Wie geht die junge Frau damit um, wenn sie nach einem Personenunfall aufräumen muss? «Das sind spezielle Einsätze, und sie gehören zu meinen Aufgaben», sagt sie. Dann legt Gina Born eine kurze Pause ein. Sagt: «Klar stimmt es mich nachdenklich, wenn ich einen Menschen nach einem Suizid einbetten muss.»

Wenn es die Hinterbliebenen wünschen, werden die Stillgewordenen so hergerichtet, dass sie im Bestattungsunternehmen aufgebahrt werden können. «Der Aufbahrungsraum ist nach wie vor ein zentraler Punkt unserer Philosophie. Angehörige erhalten einen Code und können Tag und Nacht ein- und ausgehen. Sie können den Raum schmücken und so persönlich einrichten, wie sie möchten. Jemand blieb schon über Nacht und wachte beim Verstorbenen. Ebenfalls dürfen Haustiere Abschied nehmen. Wir erlebten schon sehr ergreifende Momenten.»

Bestatterin Gina Born
Gina Born erlebt das Einkleiden von Verstorbenen als besonderen Moment. „Sterbehemden werden selten gewünscht. Trotzdem haben wir sie. Die Hemden für Frauen sind mit Rüschchen verziert, die für Männer mit einer Fliege.“ (Foto: Daniela Friedli)

Bestatterin Gina Born: «Im Jenseits solls hell, warm und leicht sein»

Gabi, Gina und Samuel Born teilen sich die Bestatteraufgaben. «Jeder von uns kann alle Aufgaben abdecken», sagt Gina. «In der Regel führt Gabi die Gespräche mit den Angehörigen, Samuel kreiert die Trauerkarten, Inserate usw., und ich führe die Administration.»

Eine eigentliche Ausbildung zum Bestatter, zur Bestatterin gibts in der Schweiz nicht. Wer über mehrere Jahre Berufserfahrung verfügt, kann beim Schweiz. Verband der Bestattungsdienste SVB Vorbereitungskurse besuchen und dann die Eidg. Fachprüfung ablegen. «Bis anhin war es kein Thema, die Prüfung zu absolvieren. Aber eventuell wird es in den nächsten Jahren eins sein», sagt Gina Born.

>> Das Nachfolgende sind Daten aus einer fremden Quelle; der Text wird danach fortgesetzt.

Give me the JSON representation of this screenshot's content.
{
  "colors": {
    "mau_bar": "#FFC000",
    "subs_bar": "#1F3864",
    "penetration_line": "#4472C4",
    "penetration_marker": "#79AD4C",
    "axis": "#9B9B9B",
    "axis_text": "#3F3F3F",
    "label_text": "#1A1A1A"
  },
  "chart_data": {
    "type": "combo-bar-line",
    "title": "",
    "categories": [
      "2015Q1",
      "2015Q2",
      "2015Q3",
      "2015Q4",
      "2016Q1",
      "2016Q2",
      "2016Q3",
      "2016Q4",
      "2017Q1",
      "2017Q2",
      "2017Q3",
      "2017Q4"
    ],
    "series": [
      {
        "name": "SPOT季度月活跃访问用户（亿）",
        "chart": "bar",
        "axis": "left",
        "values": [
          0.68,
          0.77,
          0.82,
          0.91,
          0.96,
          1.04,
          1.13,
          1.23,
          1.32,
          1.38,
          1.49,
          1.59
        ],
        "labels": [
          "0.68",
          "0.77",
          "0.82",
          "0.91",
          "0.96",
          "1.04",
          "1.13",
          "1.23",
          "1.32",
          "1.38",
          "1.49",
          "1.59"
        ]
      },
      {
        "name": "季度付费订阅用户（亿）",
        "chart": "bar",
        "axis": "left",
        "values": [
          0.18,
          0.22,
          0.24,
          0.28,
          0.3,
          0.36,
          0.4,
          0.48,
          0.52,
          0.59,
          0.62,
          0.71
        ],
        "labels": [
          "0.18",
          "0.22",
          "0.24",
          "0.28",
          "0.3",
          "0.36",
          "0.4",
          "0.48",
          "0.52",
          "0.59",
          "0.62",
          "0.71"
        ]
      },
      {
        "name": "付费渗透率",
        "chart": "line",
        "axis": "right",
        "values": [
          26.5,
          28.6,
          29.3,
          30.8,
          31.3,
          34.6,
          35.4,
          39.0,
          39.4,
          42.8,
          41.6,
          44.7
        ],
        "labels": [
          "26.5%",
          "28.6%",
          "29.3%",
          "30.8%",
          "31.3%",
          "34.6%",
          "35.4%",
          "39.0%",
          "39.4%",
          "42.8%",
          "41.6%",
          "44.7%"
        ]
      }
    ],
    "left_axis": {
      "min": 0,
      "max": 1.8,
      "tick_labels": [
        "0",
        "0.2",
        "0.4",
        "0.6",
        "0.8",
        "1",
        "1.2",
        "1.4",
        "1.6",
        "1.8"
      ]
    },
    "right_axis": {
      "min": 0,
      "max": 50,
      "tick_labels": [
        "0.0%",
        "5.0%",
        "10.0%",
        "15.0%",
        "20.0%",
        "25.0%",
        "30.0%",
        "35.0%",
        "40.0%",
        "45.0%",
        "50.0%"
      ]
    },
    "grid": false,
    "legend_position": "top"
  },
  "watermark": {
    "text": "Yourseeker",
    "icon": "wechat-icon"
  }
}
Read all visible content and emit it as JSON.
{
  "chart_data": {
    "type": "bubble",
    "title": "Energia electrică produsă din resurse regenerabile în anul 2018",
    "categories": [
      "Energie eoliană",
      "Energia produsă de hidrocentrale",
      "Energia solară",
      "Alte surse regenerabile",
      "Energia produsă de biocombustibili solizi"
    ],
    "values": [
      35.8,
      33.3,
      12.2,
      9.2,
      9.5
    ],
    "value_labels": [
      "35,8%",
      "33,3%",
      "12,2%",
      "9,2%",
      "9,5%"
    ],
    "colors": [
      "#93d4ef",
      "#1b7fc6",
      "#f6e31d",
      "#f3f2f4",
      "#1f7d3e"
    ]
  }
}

Ob mit oder ohne eidgenössisch anerkannte Fachprüfung arbeitet Gina Born als Bestatterin. Wie reagieren da die Kollegen, die Kolleginnen. «Ganz normal», sagt junge Frau und lacht. «Sie stellen mir Fragen, wollen viel wissen.» Etwa, was nach dem Tod komme, macht der Autor ein Beispiel. «Das diskutierten wir natürlich ebenfalls. Niemand weiss, was kommt. Ich denke, irgendwie geht es weiter. Es kommt noch etwas.» Sie lächelt etwas und sagt dann: «Es kam ja noch keiner zurück. Und glaubt man den Menschen, die über so genannte Nahtoderfahrungen verfügen, soll es im Jenseits warm und hell sein, und man soll sich leicht fühlen.»

Der Seele Zeit lassen für die letzte Reise

Was denkt die Bestatterin, wenn ein spiritueller Sterbeforscher rät, Angehörige sollen mindestens drei Tage warten, bis sie Verstorbene kremieren lassen. Grund: Die Seele müsse Zeit haben, den Körper zu verlassen. Gina Born nickt. «48 Stunden muss man sowieso warten», sagt sie «und ich glaube schon daran, dass es für die Seele weitergeht. Deshalb bestärken wir unsere Kunden darin, sich Zeit zu lassen bis zur Kremation und zur anschliessenden Bestattung oder Beerdigung.»

«Haben Sie Angst vor dem Tod, Angst vor dem Sterben?», fragt der Autor. Gina Born schüttelt den Kopf. «Vor dem Sterben habe ich keine Angst.» Sie lässt die Worte wirken, sagt dann: «Respekt habe ich vor dem, wie es abläuft. Ich möchte, wie die meisten von uns, dereinst schmerzfrei sterben, im Rahmen der Familie.» Und wenn das bereits in einer Woche soweit ist? «Also das wäre dann schon etwas früh», sagt sie bestimmt.

Bestatterin Gina Born
Gina Born erzählt DeinAdieu-Autor Martin Schuppli wie sie Bestatterin wurde und was sie am Beruf fasziniert. (Foto: Daniela Friedli)

Zum Schluss: Was denkt Gina Born, kommt nach dem Tod? Was antwortet die Bestatterin und Reisefachfrau auf die Frage, wohin denn die letzte Reise führe? «Das weiss niemand. Ich stelle mir vor, die Leute stehen am Ufer und winken zum Abschied und auf der anderen Seite stehen die Leute ebenfalls am Ufer und winken zur Begrüssung.» Ein schönes, ein versöhnliches Bild. Es zaubert dem Zuhörer ein Lächeln auf die Lippen.